I didn’t say this to Saffy, knowing her sensitivity on certain subjects, eg, the rabbit’s reproductive system. I just agreed with her that meeting boys was an essential part of our education, and one which at the moment was being sadly neglected.
“I don’t know how Petal got going,” I said. “She just seemed to do it automatically.”
Saffy said that Petal was a natural.
“People like you and me have to work at it.”
“And you honestly truly think,” I said, “that drama school would be a good place to start?”
Saffy said yes, it would be brilliant! She sounded really keen. At drama school, she said, we would meet boys who were creative and sensitive, and gorgeous with it. All the things that the swamp creatures weren’t. It’s true! You look at a boy like Nathan Corrie and you think, “Is this life as we know it?”
The thought of meeting boys who were both creative and sensitive and gorgeous seemed almost too good to be true.

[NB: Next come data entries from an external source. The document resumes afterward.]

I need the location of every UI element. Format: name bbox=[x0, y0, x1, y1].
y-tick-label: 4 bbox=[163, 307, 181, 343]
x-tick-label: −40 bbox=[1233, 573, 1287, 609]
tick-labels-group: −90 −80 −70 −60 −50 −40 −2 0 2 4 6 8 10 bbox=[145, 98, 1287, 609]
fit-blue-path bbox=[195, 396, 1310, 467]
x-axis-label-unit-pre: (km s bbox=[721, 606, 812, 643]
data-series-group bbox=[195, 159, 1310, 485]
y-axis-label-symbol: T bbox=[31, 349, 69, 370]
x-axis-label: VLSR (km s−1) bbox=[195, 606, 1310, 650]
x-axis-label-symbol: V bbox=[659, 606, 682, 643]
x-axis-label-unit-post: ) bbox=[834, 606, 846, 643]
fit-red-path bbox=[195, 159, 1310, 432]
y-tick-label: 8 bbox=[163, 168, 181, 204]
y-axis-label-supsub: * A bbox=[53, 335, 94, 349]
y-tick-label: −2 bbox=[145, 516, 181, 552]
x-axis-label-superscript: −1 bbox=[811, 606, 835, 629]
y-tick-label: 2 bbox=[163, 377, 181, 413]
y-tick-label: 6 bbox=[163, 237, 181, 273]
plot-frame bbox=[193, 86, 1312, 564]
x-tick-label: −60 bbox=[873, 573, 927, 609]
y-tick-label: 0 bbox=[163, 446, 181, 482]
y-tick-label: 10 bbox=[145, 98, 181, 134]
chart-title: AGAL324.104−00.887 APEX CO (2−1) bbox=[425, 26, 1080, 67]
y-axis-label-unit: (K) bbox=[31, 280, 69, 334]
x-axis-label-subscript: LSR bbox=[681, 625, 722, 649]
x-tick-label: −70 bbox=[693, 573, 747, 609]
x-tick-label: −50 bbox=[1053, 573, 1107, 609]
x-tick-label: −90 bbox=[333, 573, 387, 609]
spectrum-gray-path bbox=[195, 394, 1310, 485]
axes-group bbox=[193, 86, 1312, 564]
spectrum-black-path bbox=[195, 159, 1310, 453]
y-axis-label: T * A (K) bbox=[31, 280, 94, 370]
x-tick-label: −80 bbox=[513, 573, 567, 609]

“Do they really exist?” I said.
“Of course they do!” said Saffy. She said that you had to be all of those things if you wanted to be an actor. You couldn’t have actors that were goofy or geeky or just plain boring.
“Or even just plain,” I said. And then immediately thought of at least a dozen that were all of those things. I reeled off a list to Saffy.
“What about that one that looks like a frog? That one that was on the other day. And that one that’s all drippy, the one in Scene Stealing, that you said you couldn’t stand. You said it was insulting they ever let him on the screen. And that other one, that Jason person, the one in—”
“Yeah, yeah, yeah!” said Saffy. “But there’s far more who are gorgeous. I mean—” She gave this little nervous trill. Nervous because she knew perfectly well she was being self-indulgent. “Look at Brad!”